Govt. Agencies & Parastatals, Non-governmental Organizations (NGOs), and Corporate Organzations

The Hospital will require the following for this category of Retainers:

  1. Write a letter of intent
  2. Attach a list of beneficiaries (if available) or
  3. Provide corporate mandate for treating beneficiary(ies)
  4. The healthcare services covers out-patient and in-patient cares
  5. A monthly statement of account will be sent to the contact person.

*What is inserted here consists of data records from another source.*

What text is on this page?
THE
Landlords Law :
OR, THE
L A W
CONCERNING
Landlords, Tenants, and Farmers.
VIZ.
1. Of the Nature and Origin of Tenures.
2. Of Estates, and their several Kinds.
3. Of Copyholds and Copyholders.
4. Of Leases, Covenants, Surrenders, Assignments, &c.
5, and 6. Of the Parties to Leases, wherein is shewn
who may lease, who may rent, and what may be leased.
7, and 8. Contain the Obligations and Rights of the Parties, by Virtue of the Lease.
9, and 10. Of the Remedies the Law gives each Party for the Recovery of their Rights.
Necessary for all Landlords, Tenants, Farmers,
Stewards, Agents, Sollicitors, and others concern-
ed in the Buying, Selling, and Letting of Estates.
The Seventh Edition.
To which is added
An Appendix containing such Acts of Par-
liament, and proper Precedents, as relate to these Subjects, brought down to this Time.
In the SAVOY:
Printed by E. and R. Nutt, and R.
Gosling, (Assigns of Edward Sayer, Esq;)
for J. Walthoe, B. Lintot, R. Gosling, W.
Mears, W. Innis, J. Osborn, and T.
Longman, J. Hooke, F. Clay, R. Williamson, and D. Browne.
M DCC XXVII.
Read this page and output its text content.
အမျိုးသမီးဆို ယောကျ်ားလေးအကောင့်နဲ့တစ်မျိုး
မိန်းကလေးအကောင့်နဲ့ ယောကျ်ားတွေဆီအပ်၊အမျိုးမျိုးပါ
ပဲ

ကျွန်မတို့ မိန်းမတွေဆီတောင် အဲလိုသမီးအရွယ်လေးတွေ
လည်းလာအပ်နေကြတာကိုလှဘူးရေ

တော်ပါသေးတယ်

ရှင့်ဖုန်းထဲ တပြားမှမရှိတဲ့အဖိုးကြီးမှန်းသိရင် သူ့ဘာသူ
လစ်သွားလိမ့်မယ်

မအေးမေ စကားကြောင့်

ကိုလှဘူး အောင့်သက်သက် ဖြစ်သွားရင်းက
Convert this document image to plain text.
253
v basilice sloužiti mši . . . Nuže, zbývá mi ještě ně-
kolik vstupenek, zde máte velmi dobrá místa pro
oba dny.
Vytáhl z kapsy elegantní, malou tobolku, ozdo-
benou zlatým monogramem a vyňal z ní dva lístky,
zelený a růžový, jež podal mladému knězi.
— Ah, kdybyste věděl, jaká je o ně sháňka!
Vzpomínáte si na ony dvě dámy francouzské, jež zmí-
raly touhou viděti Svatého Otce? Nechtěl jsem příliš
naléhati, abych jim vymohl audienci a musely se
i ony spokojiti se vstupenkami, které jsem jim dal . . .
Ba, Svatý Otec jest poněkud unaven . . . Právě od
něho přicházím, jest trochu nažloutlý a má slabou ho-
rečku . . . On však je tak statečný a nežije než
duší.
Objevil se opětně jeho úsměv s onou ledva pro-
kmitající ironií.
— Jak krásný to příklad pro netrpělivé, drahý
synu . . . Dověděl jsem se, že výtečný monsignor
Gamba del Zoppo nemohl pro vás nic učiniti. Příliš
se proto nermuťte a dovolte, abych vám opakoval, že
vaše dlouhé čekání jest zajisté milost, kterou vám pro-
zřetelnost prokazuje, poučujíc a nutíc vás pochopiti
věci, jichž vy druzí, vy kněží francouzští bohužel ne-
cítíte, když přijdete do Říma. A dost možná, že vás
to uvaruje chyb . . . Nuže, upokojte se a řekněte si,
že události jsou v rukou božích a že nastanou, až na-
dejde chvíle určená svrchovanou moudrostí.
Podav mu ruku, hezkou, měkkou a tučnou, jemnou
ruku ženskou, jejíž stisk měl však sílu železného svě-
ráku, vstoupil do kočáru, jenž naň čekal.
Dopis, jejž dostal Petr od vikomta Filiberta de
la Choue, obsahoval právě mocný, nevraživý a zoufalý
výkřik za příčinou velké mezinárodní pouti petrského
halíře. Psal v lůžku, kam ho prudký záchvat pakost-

  6. All outstanding payments are due at the end of each month
  7. All payments must be made within Fifteen (15) days afterwards, where necessary.
  8. Consultation fee is valid for three (3)days
  9. In the event of discontinuity of services with the hospital, a letter must be written to the hospital to notify it of your intention.
  10. Failure to meet with all the above will be considered a breach of contract and may result in discontinuity of services (by the 30th of the subsequent month), if reasonable explanation is not provided.